No es solo jugar; es pertenecer; es aprender disciplina, respeto y trabajo en equipo desde la propia cultura. Es demostrar que el talento existe en todos los rincones del país, esperando espacios para expresarse.

Una visión que se volvió realidad
Detrás de este movimiento hay dirección y propósito. La Fundación Usos y Costumbres ha sabido construir un camino claro, conectando el deporte con el desarrollo social.
Bajo el liderazgo de Javier Rodea, este proyecto dejó de ser una idea para convertirse en una realidad que impacta a miles de niñas, niños y jóvenes. Su trabajo también se fortalece desde su papel en el “Gobierno Indígena Nacional”, creando un vínculo directo entre comunidad y organización. Aquí hay algo importante; no se trata de ayudar, se trata de construir juntos.
El deporte como camino de identidad
Cuando una niña o un niño entra a una cancha, no solo está compitiendo, está representando a su comunidad, a su historia y a su forma de ver el mundo.
El deporte indígena tiene un valor especial porque une, fortalece el orgullo por las raíces y, al mismo tiempo, abre oportunidades; forma personas seguras, comprometidas y con visión. Eso es lo que lo hace diferente, y eso es lo que lo vuelve tan poderoso.
Un trabajo que ya cruza fronteras
Lo que está haciendo la Fundación Usos y Costumbres no se queda en un solo lugar. Su modelo ya es visto en otros países como un ejemplo de cómo el deporte puede ser una herramienta real de cambio.
No es casualidad. Es resultado de constancia, organización y una visión clara; es entender que el desarrollo no llega solo, se construye paso a paso.

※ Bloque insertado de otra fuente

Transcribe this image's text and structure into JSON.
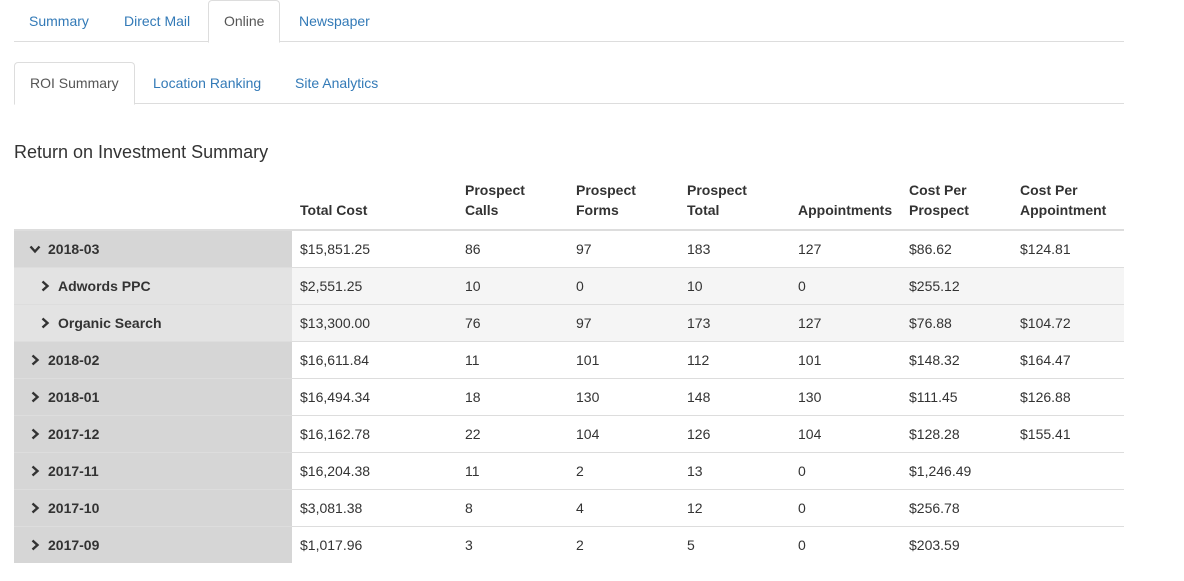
{
  "primary_tabs": [
    {
      "label": "Summary",
      "active": false
    },
    {
      "label": "Direct Mail",
      "active": false
    },
    {
      "label": "Online",
      "active": true
    },
    {
      "label": "Newspaper",
      "active": false
    }
  ],
  "secondary_tabs": [
    {
      "label": "ROI Summary",
      "active": true
    },
    {
      "label": "Location Ranking",
      "active": false
    },
    {
      "label": "Site Analytics",
      "active": false
    }
  ],
  "section_title": "Return on Investment Summary",
  "table": {
    "headers": [
      "",
      "Total Cost",
      "Prospect Calls",
      "Prospect Forms",
      "Prospect Total",
      "Appointments",
      "Cost Per Prospect",
      "Cost Per Appointment"
    ],
    "rows": [
      {
        "label": "2018-03",
        "expanded": true,
        "child": false,
        "cells": [
          "$15,851.25",
          "86",
          "97",
          "183",
          "127",
          "$86.62",
          "$124.81"
        ]
      },
      {
        "label": "Adwords PPC",
        "expanded": false,
        "child": true,
        "cells": [
          "$2,551.25",
          "10",
          "0",
          "10",
          "0",
          "$255.12",
          ""
        ]
      },
      {
        "label": "Organic Search",
        "expanded": false,
        "child": true,
        "cells": [
          "$13,300.00",
          "76",
          "97",
          "173",
          "127",
          "$76.88",
          "$104.72"
        ]
      },
      {
        "label": "2018-02",
        "expanded": false,
        "child": false,
        "cells": [
          "$16,611.84",
          "11",
          "101",
          "112",
          "101",
          "$148.32",
          "$164.47"
        ]
      },
      {
        "label": "2018-01",
        "expanded": false,
        "child": false,
        "cells": [
          "$16,494.34",
          "18",
          "130",
          "148",
          "130",
          "$111.45",
          "$126.88"
        ]
      },
      {
        "label": "2017-12",
        "expanded": false,
        "child": false,
        "cells": [
          "$16,162.78",
          "22",
          "104",
          "126",
          "104",
          "$128.28",
          "$155.41"
        ]
      },
      {
        "label": "2017-11",
        "expanded": false,
        "child": false,
        "cells": [
          "$16,204.38",
          "11",
          "2",
          "13",
          "0",
          "$1,246.49",
          ""
        ]
      },
      {
        "label": "2017-10",
        "expanded": false,
        "child": false,
        "cells": [
          "$3,081.38",
          "8",
          "4",
          "12",
          "0",
          "$256.78",
          ""
        ]
      },
      {
        "label": "2017-09",
        "expanded": false,
        "child": false,
        "cells": [
          "$1,017.96",
          "3",
          "2",
          "5",
          "0",
          "$203.59",
          ""
        ]
      }
    ]
  }
}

Un momento clave para sumar esfuerzos
Hoy hay una gran oportunidad. Las instituciones, los gobiernos y la sociedad pueden ser parte de este movimiento.
No se trata de empezar desde cero; se trata de reconocer lo que ya está funcionando y fortalecerlo. Cuando se trabaja de la mano con las comunidades, los resultados son más sólidos y duraderos.
México tiene en el deporte indígena una gran posibilidad para crecer con identidad.

Un futuro que ya comenzó
Este no es un proyecto del futuro; es algo que ya está pasando.
En cada torneo, en cada encuentro, en cada historia, se está formando una nueva generación con más confianza y más sentido de pertenencia. La Fundación Usos y Costumbres ha demostrado que sí es posible. Que cuando hay visión, compromiso y trabajo en equipo, los resultados llegan. La pregunta es sencilla: ¿Vamos a reconocer esta fuerza y ser parte de ella… o dejarla avanzar sin el respaldo que merece?
Porque el cambio ya empezó. Y viene desde la raíz.